L'apprenti n'est pas simplement un travailleur plus jeune que les autres et au plus bas de la hiérarchie, qui devrait être amené à effectuer un certain nombre de tâches sans aucune considération pour sa jeunesse et son inexpérience.
II nous faut donc être très attentifs à ne pas « glisser », pour répondre à une sollicitation de nature économique, vers une fourniture de main-d'oeuvre à bon marché qui profiterait à certains employeurs peu scrupuleux. Certes, ce n'est pas le cas de tous, mais il y en a, et nous le savons bien !
Ce point est, à nos yeux, très important. Nous ne devons pas oublier que nous parlons de jeunes âgés de seize à dix-huit ans, soit de très jeunes adultes : certains d'entre eux sont presque encore des enfants ! Comment étions nous nous-mêmes à l'âge de seize ans ? Comment sont les jeunes de cet âge dans notre entourage ?

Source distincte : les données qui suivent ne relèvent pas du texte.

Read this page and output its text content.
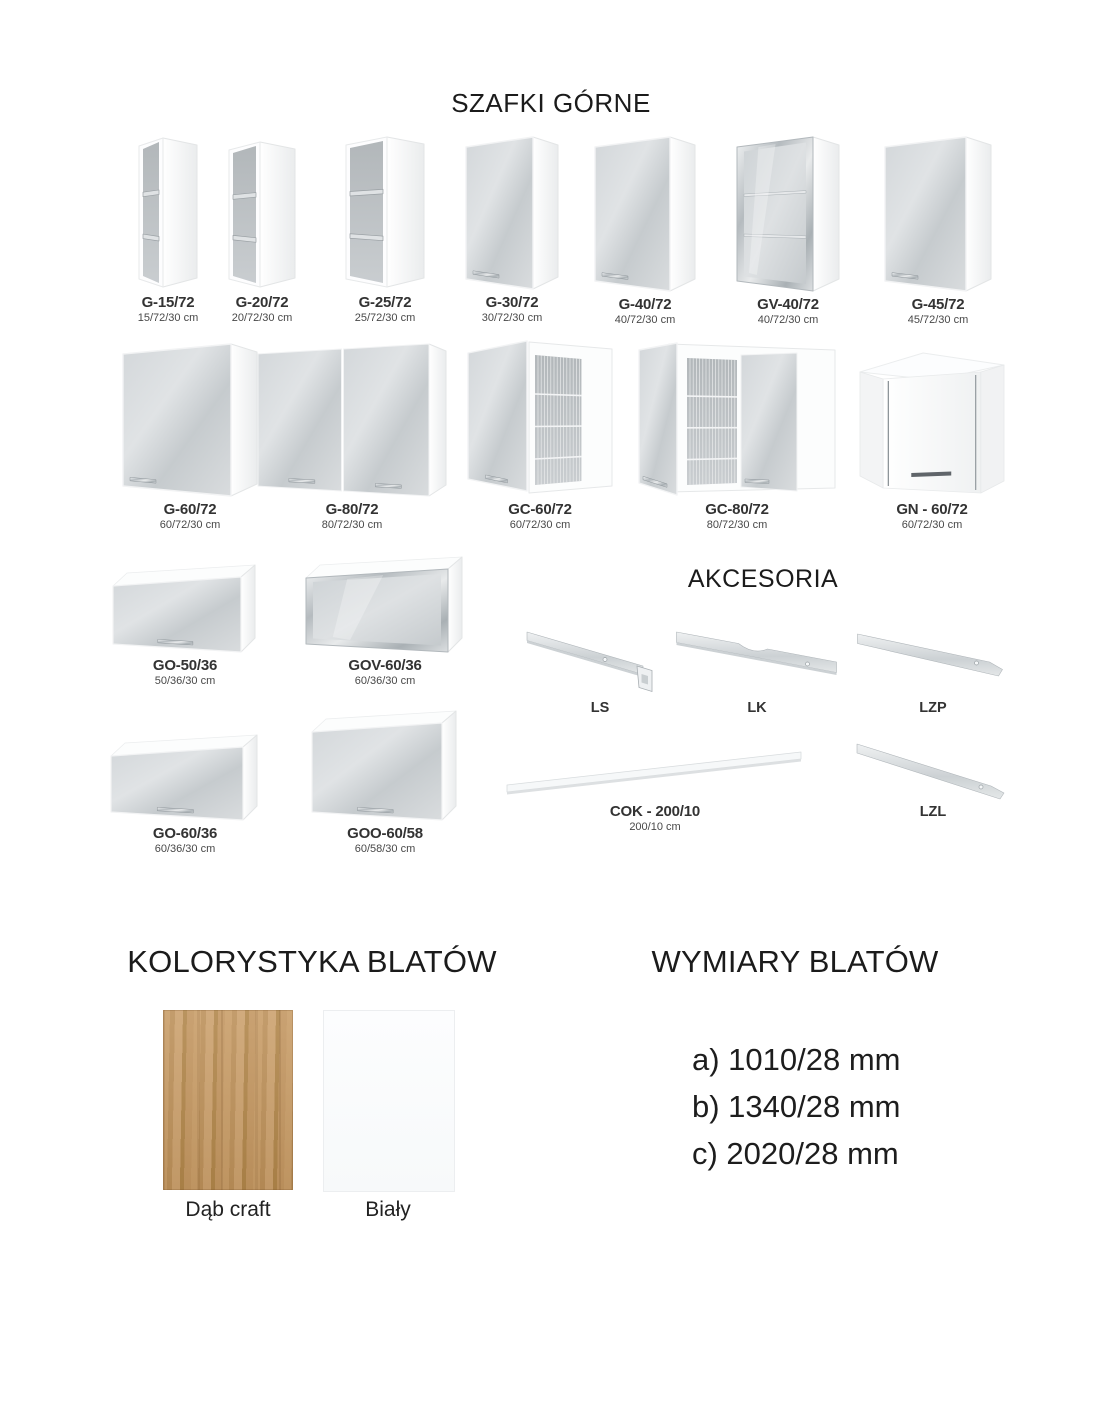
SZAFKI GÓRNE
G-15/72
15/72/30 cm
G-20/72
20/72/30 cm
G-25/72
25/72/30 cm
G-30/72
30/72/30 cm
G-40/72
40/72/30 cm
GV-40/72
40/72/30 cm
G-45/72
45/72/30 cm
G-60/72
60/72/30 cm
G-80/72
80/72/30 cm
GC-60/72
60/72/30 cm
GC-80/72
80/72/30 cm
GN - 60/72
60/72/30 cm
GO-50/36
50/36/30 cm
GOV-60/36
60/36/30 cm
AKCESORIA
LS	LK	LZP
GO-60/36
60/36/30 cm
GOO-60/58
60/58/30 cm
COK - 200/10
200/10 cm
LZL
KOLORYSTYKA BLATÓW	WYMIARY BLATÓW
Dąb craft	Biały
a) 1010/28 mm
b) 1340/28 mm
c) 2020/28 mm
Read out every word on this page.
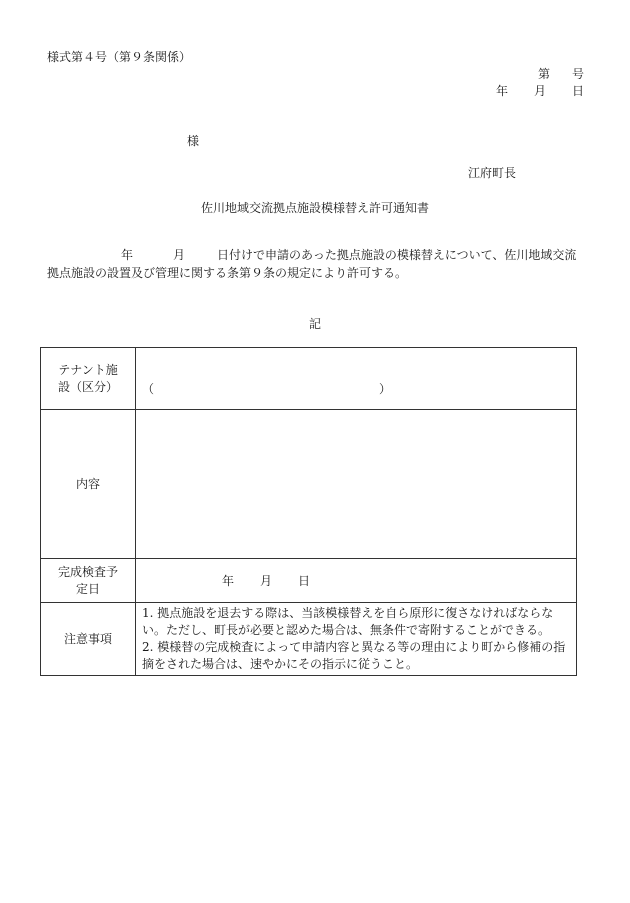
様式第４号（第９条関係）
第 号
年 月 日
様
江府町長
佐川地域交流拠点施設模様替え許可通知書
年	月	日付けで申請のあった拠点施設の模様替えについて、佐川地域交流拠点施設の設置及び管理に関する条第９条の規定により許可する。
記
テナント施設（区分）	（ ）

内容	
完成検査予定日	年 月 日
注意事項	1. 拠点施設を退去する際は、当該模様替えを自ら原形に復さなければならない。ただし、町長が必要と認めた場合は、無条件で寄附することができる。

2. 模様替の完成検査によって申請内容と異なる等の理由により町から修補の指摘をされた場合は、速やかにその指示に従うこと。
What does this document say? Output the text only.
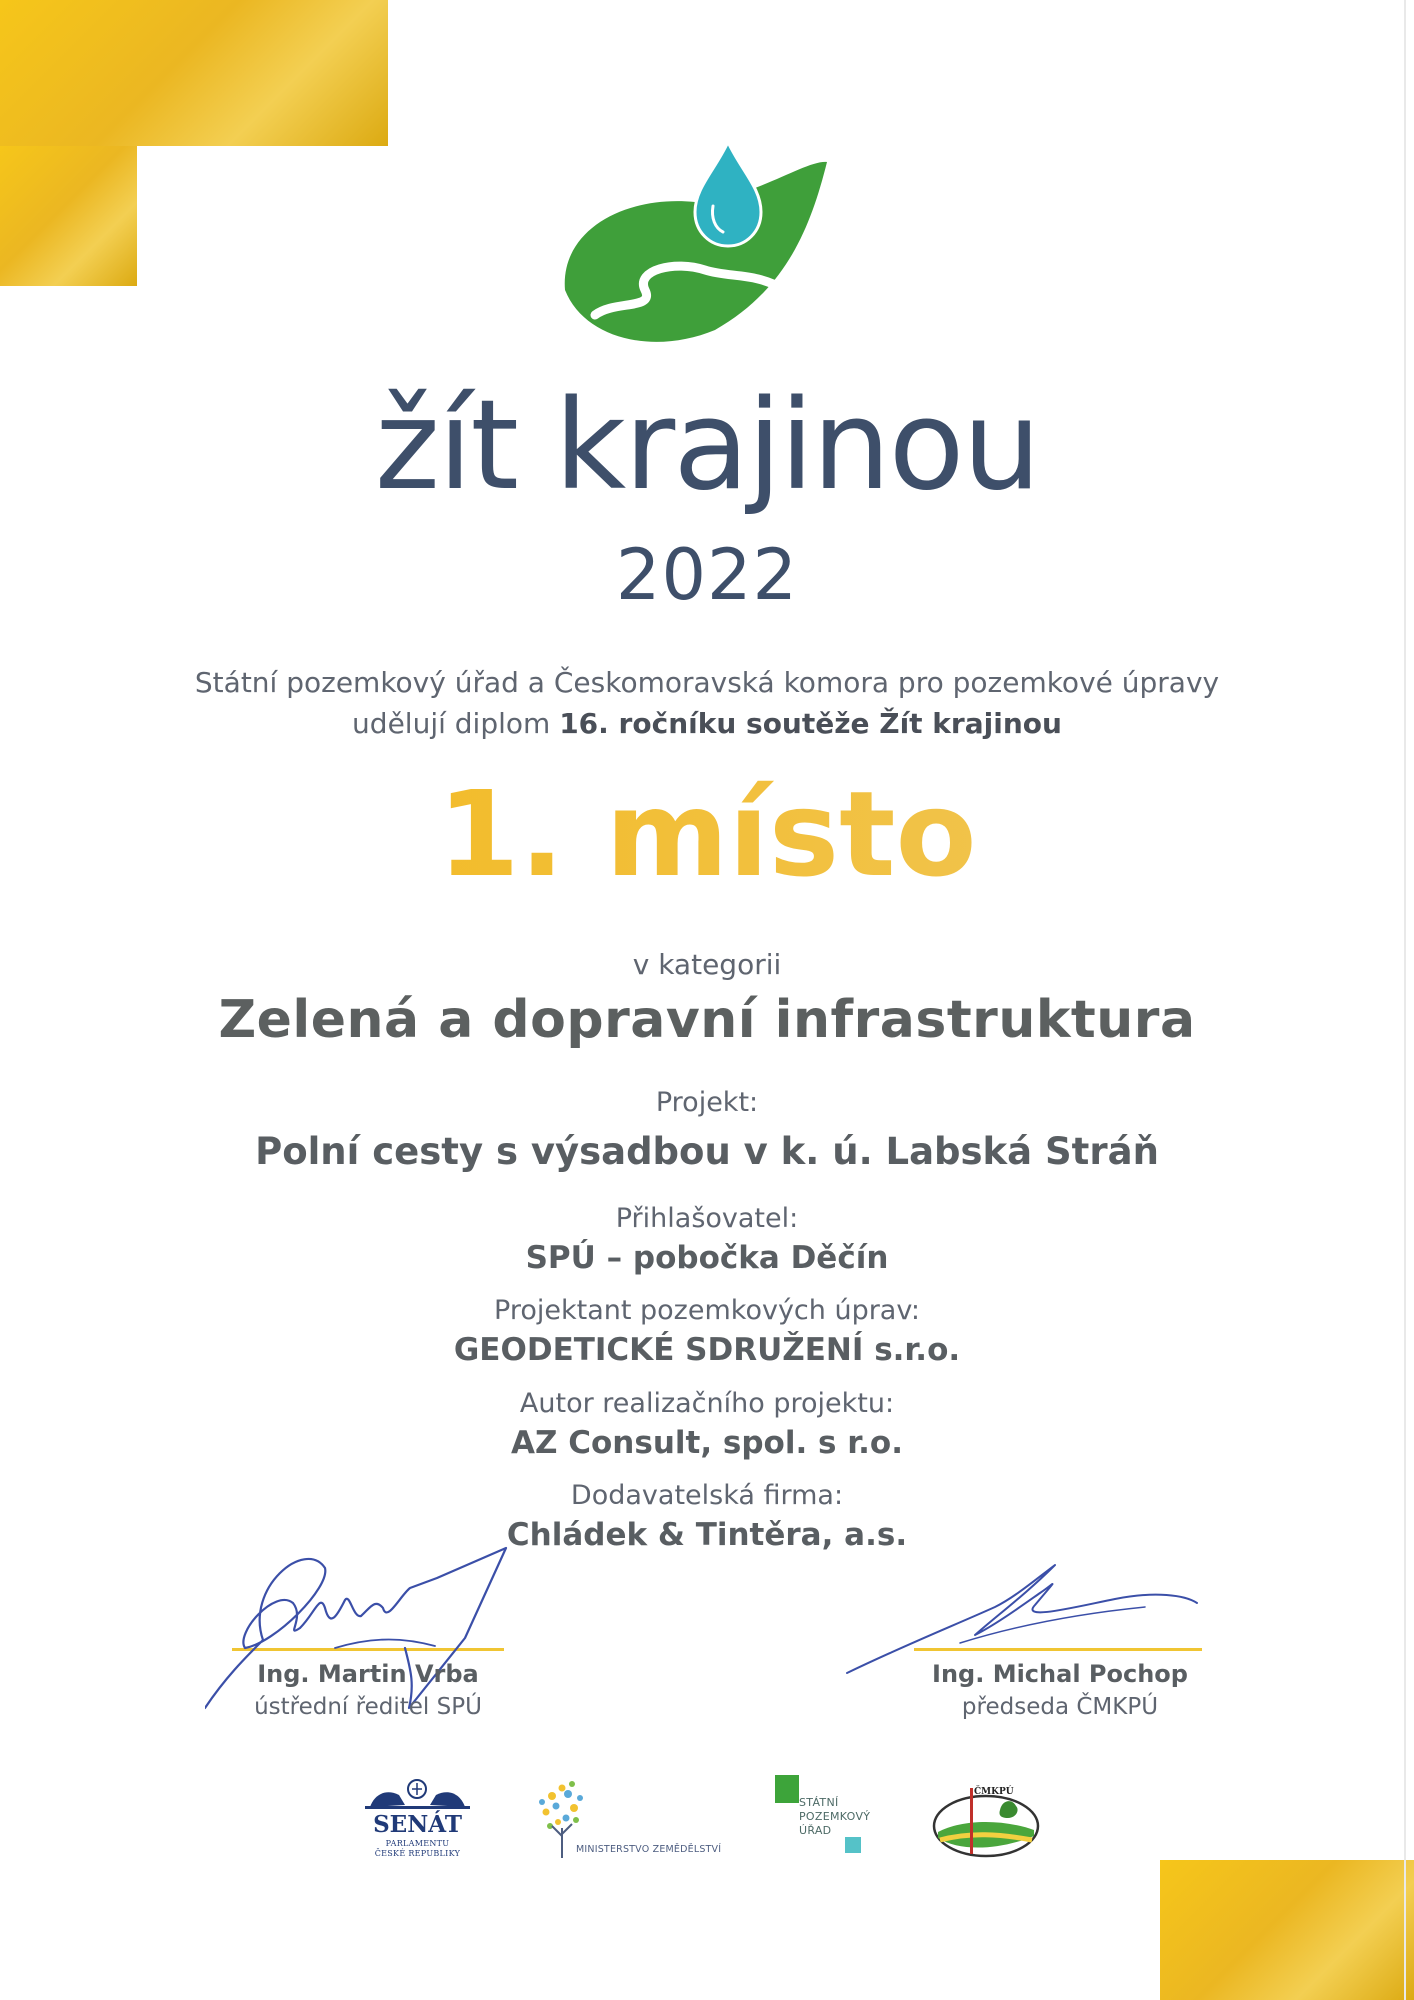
žít krajinou
2022
Státní pozemkový úřad a Českomoravská komora pro pozemkové úpravy
udělují diplom 16. ročníku soutěže Žít krajinou
1. místo
v kategorii
Zelená a dopravní infrastruktura
Projekt:
Polní cesty s výsadbou v k. ú. Labská Stráň
Přihlašovatel:
SPÚ – pobočka Děčín
Projektant pozemkových úprav:
GEODETICKÉ SDRUŽENÍ s.r.o.
Autor realizačního projektu:
AZ Consult, spol. s r.o.
Dodavatelská firma:
Chládek & Tintěra, a.s.
Ing. Martin Vrba
ústřední ředitel SPÚ
Ing. Michal Pochop
předseda ČMKPÚ
SENÁT
PARLAMENTU
ČESKÉ REPUBLIKY	MINISTERSTVO ZEMĚDĚLSTVÍ
STÁTNÍ
POZEMKOVÝ
ÚŘAD
ČMKPÚ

Dans une société qui prétend à la cohésion sociale, il n'y a pas deux catégories de jeunes. Il n'y a pas, d'un côté, des jeunes qui auraient un droit naturel au repos et aux loisirs le dimanche et, de l'autre, ceux qui seraient condamnés à ne connaître de l'existence que le travail tous les dimanches, tous les jours fériés, des jeunes qui devraient savoir, au sortir de l'enfance, qu'ils font partie d'un stock de main-d'oeuvre et dont l'horizon est d'être à tout moment disponibles !
L'intégration des jeunes dans notre monde difficile ne se résume pas à la seule intégration dans le monde du travail. Elle passe surtout par la reconnaissance et par l'attention que nous leur accordons, reconnaissance et attention qui leur permettront de se structurer et d'avoir conscience de leur valeur intrinsèque.
Pour en revenir à la question, apparemment simple et technique, du travail des apprentis le dimanche, ces considérations nous ont conduits, tout en prenant en compte les nécessités évidentes des trois secteurs d'activité précis susmentionnés, à poser un certain nombre de garde-fous pour protéger les jeunes.
Nous avons donc essayé de réfléchir très sérieusement à ce problème.
Nous proposons d'abord l'interdiction du travail dominical durant la première année de contrat, c'est-à-dire alors que le jeune a souvent entre seize et dix-sept ans.
Nous suggérons ensuite que le nombre de dimanches autorisés soit, par exemple, limité à six par an, ce qui couvre les grandes fêtes annuelles telles que celles de fin d'année, la fête des mères, les manifestations locales du dimanche. Il s'agit d'une base négociable qui pourrait éventuellement être étendue ; mais, pour cela, il faudrait d'abord préciser que le travail les jours fériés demeure, en tout état de cause, interdit.
Afin d'en discuter dans ces trois secteurs d'activité, nous proposons de conditionner l'application de cette dérogation à un accord de branche étendu. Nous nous en remettons ainsi, en dernier ressort, à la négociation des partenaires sociaux de la branche.
Sous ces conditions et sous réserve que l'activité dominicale soit réservée à trois secteurs strictement déterminés, nous estimons que nous pouvons éviter les dérives. Le caractère pédagogique de l'apprentissage serait respecté et son caractère attractif sauvegardé.